CointelegraphCointelegraph

Shido token plummets 94% as exploiter drains Ethereum staking contract

Update Feb. 29, 11:54 AM UTC: This article has been updated to add Shido's announcement.

The token for the layer-1 blockchain Shido dropped as much as 94% in just 30 minutes after suffering an exploit on its Ethereum-based staking contract.

Blockchain security firm PeckShield alerted its followers to the drop in a Feb. 29 X post. In a follow-up post, it explained an exploiter managed to transfer the blockchain’s Ethereum staking contract to another address with the new owner then upgrading the contract with a hidden function to withdraw staked tokens.

PeckShield Inc.
@peckshield

Hi @ShidoGlobal There is a sudden owner transfer to 0x1982. The new owner immediately upgrades the StakingV4Proxy contract with a hidden withdrawToken() function. This hidden function is then called to withdraw all 4,353,473,223.864904 $SHIDO.

Here are related txs:

- owner… https://t.co/TZ6oMDGwMG pic.twitter.com/VGZtyg9PEf

Feb 29, 2024

PeckShield said the attacker had withdrawn over 4.3 billion Shido tokens — nearly half of the almost 9 billion circulating token supply, per CoinGecko data.

Before the price drop, those tokens were worth around $35 million.

In an X post, pseudonymous on-chain researcher ZachXBT said they’d found the exploiter’s address was funded through crypto first bridged from the cross-chain protocol Layerswap and then from the Arbitrum blockchain. 

ZachXBT
@zachxbt

So the address was funded via Across on Arbitrum and that was funded via Layerswap by this persons ENS.

I think they were hacked as well though bc their assets were suddenly transferred before funding the exploiter. pic.twitter.com/6Da2ybKuFY

Feb 29, 2024

ZachXBT found what they said was the real identity of the wallet owner which funded the exploiter but said they too appeared to be hacked as “their assets were suddenly transferred before funding the exploiter.”

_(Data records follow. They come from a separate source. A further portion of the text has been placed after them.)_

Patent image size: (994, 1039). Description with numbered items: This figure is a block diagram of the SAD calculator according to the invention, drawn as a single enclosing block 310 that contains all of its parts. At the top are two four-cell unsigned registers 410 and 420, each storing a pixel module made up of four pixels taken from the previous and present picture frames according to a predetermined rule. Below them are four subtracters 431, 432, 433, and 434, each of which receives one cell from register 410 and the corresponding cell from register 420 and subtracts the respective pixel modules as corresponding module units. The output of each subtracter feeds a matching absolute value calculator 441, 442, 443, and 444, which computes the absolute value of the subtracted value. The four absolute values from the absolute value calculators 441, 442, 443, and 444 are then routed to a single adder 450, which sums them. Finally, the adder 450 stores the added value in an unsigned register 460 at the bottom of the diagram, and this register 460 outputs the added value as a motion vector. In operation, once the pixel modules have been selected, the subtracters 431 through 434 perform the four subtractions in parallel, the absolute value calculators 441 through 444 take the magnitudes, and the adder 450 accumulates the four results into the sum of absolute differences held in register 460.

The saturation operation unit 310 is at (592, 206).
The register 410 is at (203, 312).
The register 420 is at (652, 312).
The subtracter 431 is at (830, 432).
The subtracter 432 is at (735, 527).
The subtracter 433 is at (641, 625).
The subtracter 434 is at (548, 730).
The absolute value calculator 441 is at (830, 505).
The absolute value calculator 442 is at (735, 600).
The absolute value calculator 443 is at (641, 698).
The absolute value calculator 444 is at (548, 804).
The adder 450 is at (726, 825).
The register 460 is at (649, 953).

Hours after the start of the incident, the Shido team posted an official announcement, saying that they had secured any further threats against Shido. The protocol also said they had started investigating and urged the hacker to contact them to negotiate a bounty. Shido also promised that users who staked their tokens would have their assets returned.

Shido is a layer-1 proof-of-stake blockchain that has yet to launch its mainnet. It said in a Feb. 24 X post that it was announcing its mainnet launch “next week.”

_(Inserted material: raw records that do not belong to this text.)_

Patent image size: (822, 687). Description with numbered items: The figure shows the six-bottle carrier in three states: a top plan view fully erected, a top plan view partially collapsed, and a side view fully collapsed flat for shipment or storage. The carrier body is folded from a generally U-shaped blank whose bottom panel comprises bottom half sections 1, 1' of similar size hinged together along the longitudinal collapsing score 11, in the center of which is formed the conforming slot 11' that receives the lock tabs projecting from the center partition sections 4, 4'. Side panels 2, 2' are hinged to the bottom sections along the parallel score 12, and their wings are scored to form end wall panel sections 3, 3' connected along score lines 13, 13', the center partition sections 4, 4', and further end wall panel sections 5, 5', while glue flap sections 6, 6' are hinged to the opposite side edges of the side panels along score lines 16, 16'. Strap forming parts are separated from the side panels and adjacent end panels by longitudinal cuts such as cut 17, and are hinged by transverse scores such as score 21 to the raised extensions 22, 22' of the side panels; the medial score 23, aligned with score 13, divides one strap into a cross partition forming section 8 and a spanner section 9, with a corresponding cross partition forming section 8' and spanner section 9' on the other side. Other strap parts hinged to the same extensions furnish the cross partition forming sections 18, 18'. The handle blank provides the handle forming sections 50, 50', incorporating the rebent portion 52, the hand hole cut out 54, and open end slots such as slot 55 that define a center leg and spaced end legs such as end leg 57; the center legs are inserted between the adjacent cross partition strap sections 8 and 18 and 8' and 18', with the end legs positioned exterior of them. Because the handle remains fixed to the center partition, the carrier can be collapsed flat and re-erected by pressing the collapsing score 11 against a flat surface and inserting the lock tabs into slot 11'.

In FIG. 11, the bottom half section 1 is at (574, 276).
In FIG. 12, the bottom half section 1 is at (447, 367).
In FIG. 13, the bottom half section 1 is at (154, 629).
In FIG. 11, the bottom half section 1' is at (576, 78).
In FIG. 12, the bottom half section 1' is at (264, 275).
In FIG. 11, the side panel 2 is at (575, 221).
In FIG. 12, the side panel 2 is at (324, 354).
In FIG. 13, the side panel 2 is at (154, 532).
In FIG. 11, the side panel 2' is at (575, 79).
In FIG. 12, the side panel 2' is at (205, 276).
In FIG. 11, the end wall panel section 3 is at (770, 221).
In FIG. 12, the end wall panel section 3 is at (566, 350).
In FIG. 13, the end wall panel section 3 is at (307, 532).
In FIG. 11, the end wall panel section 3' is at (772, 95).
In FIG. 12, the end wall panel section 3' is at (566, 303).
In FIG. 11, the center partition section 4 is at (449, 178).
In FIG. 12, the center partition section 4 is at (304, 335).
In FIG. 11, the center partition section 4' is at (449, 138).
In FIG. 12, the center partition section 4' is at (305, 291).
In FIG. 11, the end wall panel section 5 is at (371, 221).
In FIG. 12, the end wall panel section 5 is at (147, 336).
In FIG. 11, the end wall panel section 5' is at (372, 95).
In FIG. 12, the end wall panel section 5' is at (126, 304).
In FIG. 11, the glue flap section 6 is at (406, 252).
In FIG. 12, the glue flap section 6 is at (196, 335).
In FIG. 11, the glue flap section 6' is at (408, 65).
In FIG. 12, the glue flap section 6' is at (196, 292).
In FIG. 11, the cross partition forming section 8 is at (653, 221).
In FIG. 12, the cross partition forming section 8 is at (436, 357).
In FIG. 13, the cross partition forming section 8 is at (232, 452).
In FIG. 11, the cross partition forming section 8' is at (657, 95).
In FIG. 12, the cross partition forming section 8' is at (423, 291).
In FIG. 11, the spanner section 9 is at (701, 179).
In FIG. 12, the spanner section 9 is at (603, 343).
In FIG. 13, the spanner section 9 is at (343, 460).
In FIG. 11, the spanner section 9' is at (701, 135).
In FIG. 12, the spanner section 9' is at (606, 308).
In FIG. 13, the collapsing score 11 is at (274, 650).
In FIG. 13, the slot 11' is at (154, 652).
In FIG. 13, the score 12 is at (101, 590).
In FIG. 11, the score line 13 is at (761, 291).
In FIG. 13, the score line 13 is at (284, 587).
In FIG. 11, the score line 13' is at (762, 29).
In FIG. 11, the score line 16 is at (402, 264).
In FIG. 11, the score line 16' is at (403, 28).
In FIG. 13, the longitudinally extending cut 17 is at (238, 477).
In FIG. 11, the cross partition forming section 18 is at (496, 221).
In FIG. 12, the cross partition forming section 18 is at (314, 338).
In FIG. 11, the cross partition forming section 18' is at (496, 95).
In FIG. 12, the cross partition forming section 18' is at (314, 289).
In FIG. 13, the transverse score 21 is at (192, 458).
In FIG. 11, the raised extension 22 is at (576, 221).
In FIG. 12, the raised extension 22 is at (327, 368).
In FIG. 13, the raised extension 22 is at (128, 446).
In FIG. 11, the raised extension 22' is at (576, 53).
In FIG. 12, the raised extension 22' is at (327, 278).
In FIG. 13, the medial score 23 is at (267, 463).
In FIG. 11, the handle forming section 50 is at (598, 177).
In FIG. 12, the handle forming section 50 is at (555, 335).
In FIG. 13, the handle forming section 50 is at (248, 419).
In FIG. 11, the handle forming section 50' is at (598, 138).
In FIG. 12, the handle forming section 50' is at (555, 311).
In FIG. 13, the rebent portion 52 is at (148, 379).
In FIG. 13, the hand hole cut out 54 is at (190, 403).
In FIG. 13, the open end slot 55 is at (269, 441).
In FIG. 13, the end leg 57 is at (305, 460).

SHIDO, is an Ethereum-based ERC-20 token that could be staked on the project's connected decentralized exchange (DEX) to earn an 8% annual yield, according to its website.

Shido did not immediately respond to a request for comment on the contract exploit.

Last year saw over 600 crypto-related hacks with $2.1 billion in losses, a nearly 30% decrease from 2022, and so far this year January had 30 attacks with $182.5 million lost, according to PeckShield.

February could also end on a big month for exploiters, with $290 million stolen from PlayDapp and a further few million dollars worth of crypto stolen in various wallet breaches and phishing scams.